Etsy is pushing into crowdfunding. The wildly successful independent makers platform is launching a crowdfunding pilot program that melds e-commerce and the ability to raise capital prior to a product launch. This comes after a successful IPO that saw shares rocket to $30 shares only to tumble back to the IPO price of $16 soon after peaking.
Etsy founded in 2005, has grown dramatically into a company that now has over 700 employees and almost $2 billion in annual sales. The young firm is attempting to expand its model made popular in part by its Brooklyn neighbor Kickstarter.
Fund on Etsy is described as a new way to grow the “Etsy Economy”. The unique commerce site prides itself on enabling creative entrepreneurs find meaningful work while consumers discover and buy unique goods.
The “Fund Project” was identified as a need for Etsy sellers as they struggle to finance growing businesses. Speaking with WSJ.com, Etsy Product Manager Joe Lallouz explained;
“We’re super passionate about our seller community. What are the best ways to help them grow and scale? A lot of sellers identified financing as a big hurdle to growth.”

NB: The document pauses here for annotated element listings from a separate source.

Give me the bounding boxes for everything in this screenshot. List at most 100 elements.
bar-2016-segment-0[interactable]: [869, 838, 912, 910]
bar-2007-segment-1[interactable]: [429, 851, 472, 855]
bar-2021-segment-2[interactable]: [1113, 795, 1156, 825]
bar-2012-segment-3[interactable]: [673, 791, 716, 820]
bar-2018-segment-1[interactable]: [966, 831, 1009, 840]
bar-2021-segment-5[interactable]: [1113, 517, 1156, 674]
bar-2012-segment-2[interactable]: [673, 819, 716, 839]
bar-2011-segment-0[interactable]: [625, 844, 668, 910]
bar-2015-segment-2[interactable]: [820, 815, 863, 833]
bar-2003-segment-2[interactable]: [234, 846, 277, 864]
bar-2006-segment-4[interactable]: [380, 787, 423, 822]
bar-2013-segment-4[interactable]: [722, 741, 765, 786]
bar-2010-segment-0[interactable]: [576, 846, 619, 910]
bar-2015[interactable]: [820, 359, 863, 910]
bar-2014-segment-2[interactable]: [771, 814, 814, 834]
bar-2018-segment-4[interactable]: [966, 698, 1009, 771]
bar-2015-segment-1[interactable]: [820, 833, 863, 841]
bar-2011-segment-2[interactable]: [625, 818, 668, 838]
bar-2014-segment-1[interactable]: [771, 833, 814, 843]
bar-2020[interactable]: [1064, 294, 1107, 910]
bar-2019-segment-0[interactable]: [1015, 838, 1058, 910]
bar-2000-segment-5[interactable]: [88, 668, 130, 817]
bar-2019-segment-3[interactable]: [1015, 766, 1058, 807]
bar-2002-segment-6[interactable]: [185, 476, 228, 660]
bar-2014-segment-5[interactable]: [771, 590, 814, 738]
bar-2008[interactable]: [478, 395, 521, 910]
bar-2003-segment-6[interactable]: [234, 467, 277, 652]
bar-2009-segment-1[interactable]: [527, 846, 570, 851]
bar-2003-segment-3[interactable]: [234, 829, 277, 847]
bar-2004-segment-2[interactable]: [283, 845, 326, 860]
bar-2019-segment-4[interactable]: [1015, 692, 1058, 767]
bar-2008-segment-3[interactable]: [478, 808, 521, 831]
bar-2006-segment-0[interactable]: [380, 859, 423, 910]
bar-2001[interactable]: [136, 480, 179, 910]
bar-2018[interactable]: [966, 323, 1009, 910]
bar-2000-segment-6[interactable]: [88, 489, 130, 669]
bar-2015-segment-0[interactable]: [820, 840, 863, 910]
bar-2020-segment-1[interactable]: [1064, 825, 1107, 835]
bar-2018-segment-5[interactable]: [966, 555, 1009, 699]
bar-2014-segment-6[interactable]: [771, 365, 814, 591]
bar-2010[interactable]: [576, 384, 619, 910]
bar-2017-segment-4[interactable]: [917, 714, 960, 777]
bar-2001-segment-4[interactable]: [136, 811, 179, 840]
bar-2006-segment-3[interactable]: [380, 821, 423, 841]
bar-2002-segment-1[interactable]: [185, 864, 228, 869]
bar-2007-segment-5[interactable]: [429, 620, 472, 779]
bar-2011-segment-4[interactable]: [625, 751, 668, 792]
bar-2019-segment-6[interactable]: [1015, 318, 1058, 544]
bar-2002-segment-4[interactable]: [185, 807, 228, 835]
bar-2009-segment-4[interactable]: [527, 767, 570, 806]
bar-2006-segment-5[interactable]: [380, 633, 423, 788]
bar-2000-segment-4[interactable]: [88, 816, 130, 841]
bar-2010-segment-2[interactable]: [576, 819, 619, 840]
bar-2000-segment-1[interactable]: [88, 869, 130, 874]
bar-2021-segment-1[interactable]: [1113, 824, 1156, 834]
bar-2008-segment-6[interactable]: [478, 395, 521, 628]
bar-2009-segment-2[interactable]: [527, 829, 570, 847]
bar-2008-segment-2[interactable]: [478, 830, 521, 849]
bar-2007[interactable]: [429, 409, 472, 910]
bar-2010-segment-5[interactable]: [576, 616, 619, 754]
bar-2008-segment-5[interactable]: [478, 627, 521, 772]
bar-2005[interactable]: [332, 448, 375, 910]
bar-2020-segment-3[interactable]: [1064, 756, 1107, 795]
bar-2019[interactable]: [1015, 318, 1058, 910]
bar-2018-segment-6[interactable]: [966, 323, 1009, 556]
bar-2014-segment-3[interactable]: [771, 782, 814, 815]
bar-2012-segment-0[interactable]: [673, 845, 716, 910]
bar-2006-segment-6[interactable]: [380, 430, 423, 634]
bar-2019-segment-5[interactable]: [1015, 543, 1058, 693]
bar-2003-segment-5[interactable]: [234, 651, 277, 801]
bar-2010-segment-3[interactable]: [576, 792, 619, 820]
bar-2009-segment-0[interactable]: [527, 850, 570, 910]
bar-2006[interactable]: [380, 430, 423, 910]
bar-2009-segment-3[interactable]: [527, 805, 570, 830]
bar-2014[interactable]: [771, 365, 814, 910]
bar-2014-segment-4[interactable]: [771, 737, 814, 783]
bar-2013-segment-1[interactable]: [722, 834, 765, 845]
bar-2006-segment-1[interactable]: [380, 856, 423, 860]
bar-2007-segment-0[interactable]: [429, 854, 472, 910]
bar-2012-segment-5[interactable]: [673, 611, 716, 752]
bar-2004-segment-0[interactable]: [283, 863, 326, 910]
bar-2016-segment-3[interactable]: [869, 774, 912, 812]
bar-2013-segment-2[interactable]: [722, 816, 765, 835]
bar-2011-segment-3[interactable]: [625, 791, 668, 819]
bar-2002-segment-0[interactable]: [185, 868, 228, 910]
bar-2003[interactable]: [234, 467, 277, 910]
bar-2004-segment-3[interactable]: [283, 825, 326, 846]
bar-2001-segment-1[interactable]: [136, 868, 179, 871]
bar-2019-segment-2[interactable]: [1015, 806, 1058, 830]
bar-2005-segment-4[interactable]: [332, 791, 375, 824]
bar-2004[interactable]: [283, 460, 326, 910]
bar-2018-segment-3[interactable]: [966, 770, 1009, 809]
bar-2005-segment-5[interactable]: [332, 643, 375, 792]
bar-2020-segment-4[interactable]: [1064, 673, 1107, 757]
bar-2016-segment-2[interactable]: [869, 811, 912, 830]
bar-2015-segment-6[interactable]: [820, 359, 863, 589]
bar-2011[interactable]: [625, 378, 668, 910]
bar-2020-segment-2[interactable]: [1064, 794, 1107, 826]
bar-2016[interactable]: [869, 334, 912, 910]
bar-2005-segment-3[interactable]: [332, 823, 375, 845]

Many Etsy users have launched products leveraging platforms like Kickstarter and Indiegogo so in many ways adding crowdfunding really makes sense. Fund Project users will not be charged any fee unless the project completely funds. Correspondingly, backers will not have credit cards charged unless the project fully funded.
Fund on Etsy is a US-only pilot program that will run from June 16 to August 16 and have selected a limited group of sellers to launch campaigns throughout this period. Etsy stated that sellers in the pilot program have been working diligently over the past two months to develop new product ideas. The campaigns created range in scope, goals and products, illustrating to buyers how their funding will help them take their business to the next level.
The process is very similar to Kickstarter. Indiegogo has pushed into a process that has merged direct sales and crowdfunding with their “In-Demand” program. Recently Amazon has leaned in the crowdfunding direction forcing the question if the global ecommerce platform would acquire an established platform, or just compete directly.
Recently rewards based crowdfunding has come under scrutiny as the FTC filed suit against a Kickstarter campaign creator who spent funds raised on personal expenses instead of delivering perks to backers. The FTC case highlighted a glaring issue with rewards based campaigns that many crowdfunding projects fail to deliver. Contingent upon the exact structure, Etsy may be well positioned to alleviate this concern as their existing sellers typically have already established a product line.